Because the diol of the same fatty acid can be purified at 4%IPA, 0.1% acetic acid in hexane, UV 202nm r.t =1 0~ 15 min ( normal phase ), I try to purify my compond at 7~20 % IPA, 0.1 % acetic acid in hexane, UV 202nm, but did not get any peak after 1h. ( My compond has 2 more -OH and 1 more -COOH group on the suger comparing to the diol of the same fatty acid )

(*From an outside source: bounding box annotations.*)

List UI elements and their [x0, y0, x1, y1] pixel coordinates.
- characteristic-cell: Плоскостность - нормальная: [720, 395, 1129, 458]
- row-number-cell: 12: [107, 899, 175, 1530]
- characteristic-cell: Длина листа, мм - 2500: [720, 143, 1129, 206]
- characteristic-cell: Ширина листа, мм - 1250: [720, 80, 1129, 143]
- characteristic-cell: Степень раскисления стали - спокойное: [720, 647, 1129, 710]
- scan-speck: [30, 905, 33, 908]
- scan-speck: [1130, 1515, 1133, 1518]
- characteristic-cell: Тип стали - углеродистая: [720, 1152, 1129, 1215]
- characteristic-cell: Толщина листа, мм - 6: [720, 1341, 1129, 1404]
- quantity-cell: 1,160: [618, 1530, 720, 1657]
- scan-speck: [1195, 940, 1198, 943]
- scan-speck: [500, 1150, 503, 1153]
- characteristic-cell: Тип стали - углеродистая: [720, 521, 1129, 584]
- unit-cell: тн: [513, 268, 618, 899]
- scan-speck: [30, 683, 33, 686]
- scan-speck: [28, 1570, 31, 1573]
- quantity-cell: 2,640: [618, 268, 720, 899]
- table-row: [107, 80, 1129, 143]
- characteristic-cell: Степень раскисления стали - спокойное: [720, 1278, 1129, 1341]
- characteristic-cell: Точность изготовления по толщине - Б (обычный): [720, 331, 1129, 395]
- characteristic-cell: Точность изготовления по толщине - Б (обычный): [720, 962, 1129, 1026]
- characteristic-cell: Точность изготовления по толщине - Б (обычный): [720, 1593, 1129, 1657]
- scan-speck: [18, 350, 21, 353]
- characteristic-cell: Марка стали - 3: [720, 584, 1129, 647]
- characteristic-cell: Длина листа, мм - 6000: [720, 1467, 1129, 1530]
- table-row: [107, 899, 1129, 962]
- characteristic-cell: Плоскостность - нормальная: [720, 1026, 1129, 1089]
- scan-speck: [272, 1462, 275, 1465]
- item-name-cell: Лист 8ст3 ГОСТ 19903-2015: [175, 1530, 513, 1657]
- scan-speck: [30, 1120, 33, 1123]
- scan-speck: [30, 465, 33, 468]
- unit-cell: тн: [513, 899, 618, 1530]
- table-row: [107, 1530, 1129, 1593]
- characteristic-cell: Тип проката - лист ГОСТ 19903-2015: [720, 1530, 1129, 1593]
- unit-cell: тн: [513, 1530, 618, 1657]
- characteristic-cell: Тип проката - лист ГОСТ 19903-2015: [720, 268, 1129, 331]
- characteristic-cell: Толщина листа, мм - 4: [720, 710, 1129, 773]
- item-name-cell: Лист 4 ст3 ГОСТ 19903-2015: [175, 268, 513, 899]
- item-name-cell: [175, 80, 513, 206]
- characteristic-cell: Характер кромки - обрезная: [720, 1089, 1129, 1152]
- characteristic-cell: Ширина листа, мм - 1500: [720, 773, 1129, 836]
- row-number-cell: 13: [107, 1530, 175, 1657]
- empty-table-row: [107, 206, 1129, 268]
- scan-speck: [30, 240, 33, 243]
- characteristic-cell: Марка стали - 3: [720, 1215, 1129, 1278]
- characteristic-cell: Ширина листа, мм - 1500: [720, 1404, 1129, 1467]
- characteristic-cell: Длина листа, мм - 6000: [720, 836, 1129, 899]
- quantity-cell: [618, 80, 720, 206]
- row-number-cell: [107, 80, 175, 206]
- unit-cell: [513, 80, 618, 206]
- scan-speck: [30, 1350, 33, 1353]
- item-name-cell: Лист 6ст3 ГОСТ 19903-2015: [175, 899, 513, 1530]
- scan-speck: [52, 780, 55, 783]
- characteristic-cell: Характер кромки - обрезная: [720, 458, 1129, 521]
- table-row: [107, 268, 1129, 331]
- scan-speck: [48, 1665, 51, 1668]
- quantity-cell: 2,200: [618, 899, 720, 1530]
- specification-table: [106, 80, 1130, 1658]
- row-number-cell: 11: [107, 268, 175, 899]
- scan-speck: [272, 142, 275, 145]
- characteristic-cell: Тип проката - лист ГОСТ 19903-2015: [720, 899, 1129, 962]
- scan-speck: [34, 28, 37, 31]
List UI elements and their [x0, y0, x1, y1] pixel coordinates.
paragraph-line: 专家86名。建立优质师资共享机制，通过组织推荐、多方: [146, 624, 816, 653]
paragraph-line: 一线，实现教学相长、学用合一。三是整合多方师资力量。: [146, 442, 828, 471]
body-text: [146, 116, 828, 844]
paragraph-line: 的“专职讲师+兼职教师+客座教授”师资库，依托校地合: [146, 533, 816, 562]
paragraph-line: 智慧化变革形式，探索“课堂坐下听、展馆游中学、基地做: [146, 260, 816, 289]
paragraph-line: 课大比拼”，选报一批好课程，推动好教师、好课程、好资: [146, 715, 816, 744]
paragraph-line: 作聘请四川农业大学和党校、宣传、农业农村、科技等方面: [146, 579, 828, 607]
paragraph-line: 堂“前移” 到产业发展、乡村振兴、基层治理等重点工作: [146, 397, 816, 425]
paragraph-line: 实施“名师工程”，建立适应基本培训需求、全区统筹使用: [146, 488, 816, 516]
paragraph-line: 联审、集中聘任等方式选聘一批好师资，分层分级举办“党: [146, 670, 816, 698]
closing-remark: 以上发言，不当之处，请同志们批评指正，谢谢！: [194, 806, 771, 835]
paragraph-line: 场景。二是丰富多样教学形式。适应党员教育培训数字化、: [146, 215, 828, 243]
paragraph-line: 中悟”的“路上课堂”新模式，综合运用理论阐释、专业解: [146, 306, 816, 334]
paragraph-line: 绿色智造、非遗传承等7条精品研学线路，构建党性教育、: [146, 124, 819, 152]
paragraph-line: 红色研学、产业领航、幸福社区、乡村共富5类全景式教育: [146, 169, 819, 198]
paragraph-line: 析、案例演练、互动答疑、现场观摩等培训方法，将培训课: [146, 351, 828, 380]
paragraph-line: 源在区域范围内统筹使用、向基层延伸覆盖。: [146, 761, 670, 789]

The PH of mobile phase with 0.1 % AA is ~5, the PK of both -COOH is around 3-4, should I adjust the PH of mobile phase to ~3 by acetic acid ( or by TFA or HCL) ?
Should I adjust the PH of sample to ~3 before injection?
Many Thanks for any suggestion!
By Anonymous on Wednesday, June 25, 2003 - 03:29 pm:
Use 100% IPA with acetic acid, then work backward adding hexane until you got the right retention.
By Anonymous on Thursday, June 26, 2003 - 07:23 am:
Thanks,you mean the compond is more polar than i expected?
I still don't know that I should adjust the PH of mobile phase to < 3 or not.
By Anonymous on Thursday, June 26, 2003 - 03:26 pm:
You are working with IPA and hexane. How are you going to measure the pH?